Drittens steht die Verbandsbeschwerde-Initiative mittlerweile doch etwas schräg in der politischen Landschaft: Schliesslich haben die beiden Kammern des eidgenössischen Parlamentes bereits im Zuge der Revision der Umweltgesetzgebung substantielle Einschränkungen der Verbandsbeschwerde beschlossen. Auch die Fussball-EM 2008 ist vorbei – und damit die Stadionbau-Euphorie, in deren Zug sogar Elmar Ledergerber sich bemüssigt sah, den VCS des «Ökoterrorismus» zu bezichtigen. Die Gegenseite hätte damals genauso über Beton-Brutalismus, Bau- oder Schattenwurf-Terror polemisieren können. Tat sie aber nicht – statt dessen fanden sich im vom Volk abgesegneten Bauprojekt eine ganze Reihe von Mängeln.

Von Schönwetter-Ökos und Bauklötzchen
Schliesslich entlarvt diese Initiative einen guten Teil des Freisinns als Schönwetter-Ökos: Mit dem Porsche in die Stadt fahren, um sich Al Gore’s «An inconvenient truth» anzugucken und danach mit Cüpli in der Kralle einen auf betroffen zu machen. Wenns aber drauf an kommt, wird die verbliebene Rest-Natur dem Profit zuliebe zubetoniert, getreu dem Slogan «Mehr Wachstum für die Schweiz» und gegen alle geltenden baurechtlichen Bestimmungen.
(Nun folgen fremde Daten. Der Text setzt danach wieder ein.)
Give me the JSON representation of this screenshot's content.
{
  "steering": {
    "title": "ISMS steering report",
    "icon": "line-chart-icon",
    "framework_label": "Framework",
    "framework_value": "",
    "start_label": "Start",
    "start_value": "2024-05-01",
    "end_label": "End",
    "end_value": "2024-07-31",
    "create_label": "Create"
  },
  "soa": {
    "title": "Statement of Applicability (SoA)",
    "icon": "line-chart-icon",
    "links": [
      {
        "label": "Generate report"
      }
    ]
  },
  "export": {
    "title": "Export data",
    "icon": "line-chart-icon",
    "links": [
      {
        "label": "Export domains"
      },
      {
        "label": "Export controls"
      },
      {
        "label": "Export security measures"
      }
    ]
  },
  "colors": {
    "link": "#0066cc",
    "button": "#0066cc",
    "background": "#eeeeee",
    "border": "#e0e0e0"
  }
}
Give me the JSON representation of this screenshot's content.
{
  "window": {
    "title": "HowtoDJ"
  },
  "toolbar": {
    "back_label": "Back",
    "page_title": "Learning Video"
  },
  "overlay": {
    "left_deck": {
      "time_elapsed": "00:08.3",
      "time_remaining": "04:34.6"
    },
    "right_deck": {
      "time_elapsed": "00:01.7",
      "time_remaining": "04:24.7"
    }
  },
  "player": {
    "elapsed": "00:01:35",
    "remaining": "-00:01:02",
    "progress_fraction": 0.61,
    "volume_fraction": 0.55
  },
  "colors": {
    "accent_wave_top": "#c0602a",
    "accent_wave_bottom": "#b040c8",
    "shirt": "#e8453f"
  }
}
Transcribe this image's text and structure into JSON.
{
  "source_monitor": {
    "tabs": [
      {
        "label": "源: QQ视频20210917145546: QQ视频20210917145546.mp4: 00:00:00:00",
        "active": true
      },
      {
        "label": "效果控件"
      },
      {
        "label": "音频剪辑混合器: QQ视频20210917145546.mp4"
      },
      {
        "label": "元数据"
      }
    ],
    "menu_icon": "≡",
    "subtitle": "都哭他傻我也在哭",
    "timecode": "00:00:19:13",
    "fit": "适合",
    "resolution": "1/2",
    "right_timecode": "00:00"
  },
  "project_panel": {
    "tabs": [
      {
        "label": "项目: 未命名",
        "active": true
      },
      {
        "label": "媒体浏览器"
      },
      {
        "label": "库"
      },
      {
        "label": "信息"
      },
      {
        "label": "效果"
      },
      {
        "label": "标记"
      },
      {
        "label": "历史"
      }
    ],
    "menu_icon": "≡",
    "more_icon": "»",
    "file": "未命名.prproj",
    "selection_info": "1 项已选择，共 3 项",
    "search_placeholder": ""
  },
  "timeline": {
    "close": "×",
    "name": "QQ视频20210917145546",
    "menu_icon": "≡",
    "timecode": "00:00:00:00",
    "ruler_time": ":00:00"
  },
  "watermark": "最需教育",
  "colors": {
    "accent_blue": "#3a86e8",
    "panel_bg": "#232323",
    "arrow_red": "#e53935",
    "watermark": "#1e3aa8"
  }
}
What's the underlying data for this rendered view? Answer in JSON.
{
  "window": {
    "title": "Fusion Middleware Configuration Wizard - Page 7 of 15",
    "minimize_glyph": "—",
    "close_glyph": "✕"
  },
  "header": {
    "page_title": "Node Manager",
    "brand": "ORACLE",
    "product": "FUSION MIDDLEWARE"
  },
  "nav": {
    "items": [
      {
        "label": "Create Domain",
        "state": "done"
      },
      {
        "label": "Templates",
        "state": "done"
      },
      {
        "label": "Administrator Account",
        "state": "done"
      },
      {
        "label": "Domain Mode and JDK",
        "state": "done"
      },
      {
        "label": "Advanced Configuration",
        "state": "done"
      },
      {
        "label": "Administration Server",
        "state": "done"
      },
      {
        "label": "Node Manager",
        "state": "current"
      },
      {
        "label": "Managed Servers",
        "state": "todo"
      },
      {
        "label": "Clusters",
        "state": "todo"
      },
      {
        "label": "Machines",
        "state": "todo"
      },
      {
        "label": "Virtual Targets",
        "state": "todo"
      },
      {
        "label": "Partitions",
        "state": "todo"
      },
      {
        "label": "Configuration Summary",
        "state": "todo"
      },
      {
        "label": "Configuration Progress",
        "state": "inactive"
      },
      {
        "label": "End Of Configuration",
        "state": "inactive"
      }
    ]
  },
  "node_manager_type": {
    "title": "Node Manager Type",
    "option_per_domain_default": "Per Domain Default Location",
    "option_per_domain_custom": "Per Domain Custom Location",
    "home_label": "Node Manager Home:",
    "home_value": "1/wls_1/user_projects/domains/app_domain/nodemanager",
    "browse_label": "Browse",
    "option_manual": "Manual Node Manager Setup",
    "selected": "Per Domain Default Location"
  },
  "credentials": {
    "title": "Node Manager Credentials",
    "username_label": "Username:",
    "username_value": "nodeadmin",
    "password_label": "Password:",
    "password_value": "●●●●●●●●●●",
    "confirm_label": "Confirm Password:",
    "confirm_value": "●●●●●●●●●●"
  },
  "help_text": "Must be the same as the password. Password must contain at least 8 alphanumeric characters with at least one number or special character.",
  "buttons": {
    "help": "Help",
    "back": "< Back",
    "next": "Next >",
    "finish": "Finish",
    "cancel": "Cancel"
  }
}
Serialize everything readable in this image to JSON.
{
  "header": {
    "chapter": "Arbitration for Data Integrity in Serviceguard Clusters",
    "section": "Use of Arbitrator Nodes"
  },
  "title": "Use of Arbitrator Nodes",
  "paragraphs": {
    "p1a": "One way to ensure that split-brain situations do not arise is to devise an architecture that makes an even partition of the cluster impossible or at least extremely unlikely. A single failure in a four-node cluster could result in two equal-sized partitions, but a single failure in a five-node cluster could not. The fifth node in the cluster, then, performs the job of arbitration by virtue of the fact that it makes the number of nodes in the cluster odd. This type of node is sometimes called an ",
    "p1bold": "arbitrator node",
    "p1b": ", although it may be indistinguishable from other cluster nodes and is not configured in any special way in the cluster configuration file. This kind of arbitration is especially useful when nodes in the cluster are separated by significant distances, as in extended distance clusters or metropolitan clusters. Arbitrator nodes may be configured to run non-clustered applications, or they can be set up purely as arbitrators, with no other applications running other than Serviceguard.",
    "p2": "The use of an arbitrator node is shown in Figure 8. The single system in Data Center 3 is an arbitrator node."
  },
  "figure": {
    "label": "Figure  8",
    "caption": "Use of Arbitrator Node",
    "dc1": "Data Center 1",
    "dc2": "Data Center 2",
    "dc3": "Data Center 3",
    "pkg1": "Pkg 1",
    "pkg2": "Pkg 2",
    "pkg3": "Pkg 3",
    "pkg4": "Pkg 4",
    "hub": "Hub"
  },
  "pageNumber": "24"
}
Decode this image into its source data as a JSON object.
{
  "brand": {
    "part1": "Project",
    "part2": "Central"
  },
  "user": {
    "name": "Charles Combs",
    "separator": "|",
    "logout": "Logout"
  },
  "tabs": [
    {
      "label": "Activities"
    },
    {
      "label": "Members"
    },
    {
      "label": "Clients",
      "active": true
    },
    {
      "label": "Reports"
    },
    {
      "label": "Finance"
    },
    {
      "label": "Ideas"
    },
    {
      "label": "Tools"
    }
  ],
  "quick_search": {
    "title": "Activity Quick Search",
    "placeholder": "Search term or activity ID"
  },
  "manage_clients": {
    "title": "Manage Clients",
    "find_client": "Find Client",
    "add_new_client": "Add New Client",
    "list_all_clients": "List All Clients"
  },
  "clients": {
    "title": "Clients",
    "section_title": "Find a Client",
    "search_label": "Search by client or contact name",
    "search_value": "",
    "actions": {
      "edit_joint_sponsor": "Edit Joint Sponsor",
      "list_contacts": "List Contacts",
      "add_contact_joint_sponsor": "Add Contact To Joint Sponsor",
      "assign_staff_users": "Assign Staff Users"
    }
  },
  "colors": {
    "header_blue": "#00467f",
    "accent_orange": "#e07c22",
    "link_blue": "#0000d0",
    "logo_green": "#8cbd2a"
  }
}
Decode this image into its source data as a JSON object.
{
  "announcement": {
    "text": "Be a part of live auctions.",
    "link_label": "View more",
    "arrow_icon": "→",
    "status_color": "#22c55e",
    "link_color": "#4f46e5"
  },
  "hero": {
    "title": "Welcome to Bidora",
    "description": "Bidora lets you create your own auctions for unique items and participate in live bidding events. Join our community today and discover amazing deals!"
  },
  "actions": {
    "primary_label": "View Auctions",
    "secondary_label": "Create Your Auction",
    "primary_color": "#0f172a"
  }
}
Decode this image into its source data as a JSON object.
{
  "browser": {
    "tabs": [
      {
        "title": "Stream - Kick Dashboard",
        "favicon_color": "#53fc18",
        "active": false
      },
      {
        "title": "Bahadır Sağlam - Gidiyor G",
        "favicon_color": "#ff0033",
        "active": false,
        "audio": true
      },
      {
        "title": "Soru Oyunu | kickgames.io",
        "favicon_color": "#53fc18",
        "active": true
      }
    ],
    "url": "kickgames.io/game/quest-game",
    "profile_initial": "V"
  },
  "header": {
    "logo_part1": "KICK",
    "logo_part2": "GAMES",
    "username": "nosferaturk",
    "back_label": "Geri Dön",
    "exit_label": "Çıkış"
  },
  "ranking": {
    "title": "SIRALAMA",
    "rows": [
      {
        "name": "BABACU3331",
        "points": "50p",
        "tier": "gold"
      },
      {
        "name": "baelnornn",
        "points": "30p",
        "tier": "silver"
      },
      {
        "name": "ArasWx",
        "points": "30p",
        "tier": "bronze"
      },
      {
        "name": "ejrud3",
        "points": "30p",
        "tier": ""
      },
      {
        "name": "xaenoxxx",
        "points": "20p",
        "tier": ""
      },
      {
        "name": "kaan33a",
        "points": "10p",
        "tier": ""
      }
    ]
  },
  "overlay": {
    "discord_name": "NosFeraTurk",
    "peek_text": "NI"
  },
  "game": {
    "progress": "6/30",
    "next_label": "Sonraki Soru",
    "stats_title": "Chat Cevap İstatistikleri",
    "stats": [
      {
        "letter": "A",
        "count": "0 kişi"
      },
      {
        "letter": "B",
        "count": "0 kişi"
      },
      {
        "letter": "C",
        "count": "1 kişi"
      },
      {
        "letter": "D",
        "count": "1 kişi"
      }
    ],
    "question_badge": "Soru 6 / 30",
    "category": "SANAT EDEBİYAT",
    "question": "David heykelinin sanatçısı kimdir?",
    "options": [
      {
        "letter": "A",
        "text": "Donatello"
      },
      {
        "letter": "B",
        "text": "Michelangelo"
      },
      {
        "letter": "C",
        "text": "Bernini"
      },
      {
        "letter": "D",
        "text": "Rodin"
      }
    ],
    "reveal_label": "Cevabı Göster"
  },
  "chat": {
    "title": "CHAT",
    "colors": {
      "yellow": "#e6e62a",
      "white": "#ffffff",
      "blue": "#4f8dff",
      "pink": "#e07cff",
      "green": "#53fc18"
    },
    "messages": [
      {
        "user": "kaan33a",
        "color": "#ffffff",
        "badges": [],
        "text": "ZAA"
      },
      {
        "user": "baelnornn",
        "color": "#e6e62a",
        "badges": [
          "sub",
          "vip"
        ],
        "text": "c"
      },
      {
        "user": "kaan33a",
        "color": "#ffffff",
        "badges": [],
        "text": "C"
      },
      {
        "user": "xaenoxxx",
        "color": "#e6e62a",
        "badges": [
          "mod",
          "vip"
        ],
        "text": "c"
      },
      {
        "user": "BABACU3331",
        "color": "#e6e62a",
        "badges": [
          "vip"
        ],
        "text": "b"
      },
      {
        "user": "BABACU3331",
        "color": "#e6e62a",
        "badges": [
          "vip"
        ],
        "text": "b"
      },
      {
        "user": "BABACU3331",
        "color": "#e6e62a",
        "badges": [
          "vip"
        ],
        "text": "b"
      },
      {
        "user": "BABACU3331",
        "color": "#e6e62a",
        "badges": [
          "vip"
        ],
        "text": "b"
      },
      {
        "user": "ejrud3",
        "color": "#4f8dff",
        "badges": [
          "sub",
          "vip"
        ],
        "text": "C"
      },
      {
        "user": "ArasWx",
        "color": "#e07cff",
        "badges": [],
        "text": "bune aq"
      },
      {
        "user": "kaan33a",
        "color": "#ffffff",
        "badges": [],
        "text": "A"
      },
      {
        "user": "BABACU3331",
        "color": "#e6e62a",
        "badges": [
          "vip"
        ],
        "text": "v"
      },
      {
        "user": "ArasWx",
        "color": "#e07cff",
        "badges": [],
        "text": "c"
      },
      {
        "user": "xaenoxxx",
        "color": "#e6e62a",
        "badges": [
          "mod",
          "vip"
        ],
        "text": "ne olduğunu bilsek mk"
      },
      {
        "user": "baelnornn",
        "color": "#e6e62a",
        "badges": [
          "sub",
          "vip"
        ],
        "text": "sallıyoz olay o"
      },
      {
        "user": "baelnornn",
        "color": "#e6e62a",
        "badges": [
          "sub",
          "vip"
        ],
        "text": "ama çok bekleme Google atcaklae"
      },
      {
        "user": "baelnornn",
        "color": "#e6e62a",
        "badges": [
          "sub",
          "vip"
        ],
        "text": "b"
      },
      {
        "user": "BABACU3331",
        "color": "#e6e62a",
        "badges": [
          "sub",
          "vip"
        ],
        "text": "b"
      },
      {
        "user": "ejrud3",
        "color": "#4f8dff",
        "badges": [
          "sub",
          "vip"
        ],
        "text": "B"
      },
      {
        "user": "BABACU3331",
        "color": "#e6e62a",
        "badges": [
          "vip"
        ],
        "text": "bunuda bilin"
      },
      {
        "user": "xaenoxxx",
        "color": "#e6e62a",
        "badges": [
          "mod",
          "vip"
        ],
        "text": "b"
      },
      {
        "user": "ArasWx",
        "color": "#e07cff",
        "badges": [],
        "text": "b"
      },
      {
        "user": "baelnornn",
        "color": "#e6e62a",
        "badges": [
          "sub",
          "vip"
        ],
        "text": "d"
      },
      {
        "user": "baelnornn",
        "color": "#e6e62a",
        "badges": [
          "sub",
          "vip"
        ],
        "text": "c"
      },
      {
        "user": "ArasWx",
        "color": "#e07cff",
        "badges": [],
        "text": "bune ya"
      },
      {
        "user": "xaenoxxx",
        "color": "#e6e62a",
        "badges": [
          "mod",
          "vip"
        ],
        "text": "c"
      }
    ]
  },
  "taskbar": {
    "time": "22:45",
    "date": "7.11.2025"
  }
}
Da passt es, dass ein Unterstützungskomitee für die Initiative mit Bauklötzchen als Element der Gestaltung operiert: Ein passendes Spielzeug angesichts der demonstrierten Unreife - und zudem eins, wo Bauprojekte meist noch ohne Rekurse durchgehen.

Immerhin: Laut den Gegnern der Initiative zeigen die letzten Umfragen , dass die Verbandsbeschwerde-Initiative einen ganz schweren Stand haben dürfte. Die Unterstützung hält sich zu Doris Fiala’s Leidwesen nicht nur in der FDP in engen Grenzen. Quer durch das politische Spektrum melden sich Stimmen, die vor dem Denken warnen, welches dieser Initiative zu Grunde liegt. Und welches davon ausgeht, dass das Volk immer Recht hat – auch wenn es drauf und dran ist, den Rechtstaat zu entsorgen und statt dessen der Willkür Tür und Tor zu öfffnen. Eine Vorstellung, die sonst vor allem vom populistischen Flügel der SVP lautstark ventiliert wird.



PS: Eine Auflistung aller Mandate schweizerischer Parlamentarier zeigt, dass sich die PR-Fachfrau Doris Fiala auch für den Kunststoffverband Schweiz ins Zeug legt. Da fällt mir doch unwillkürlich Jan Delay’s Song «Plastik» ein – und die Textzeile «...das ist doch eklig, denn das ist vom Dixi-Klo die Schwester.» Keine Angst, die Rede ist nicht von Doris Fiala, sondern von Polyester.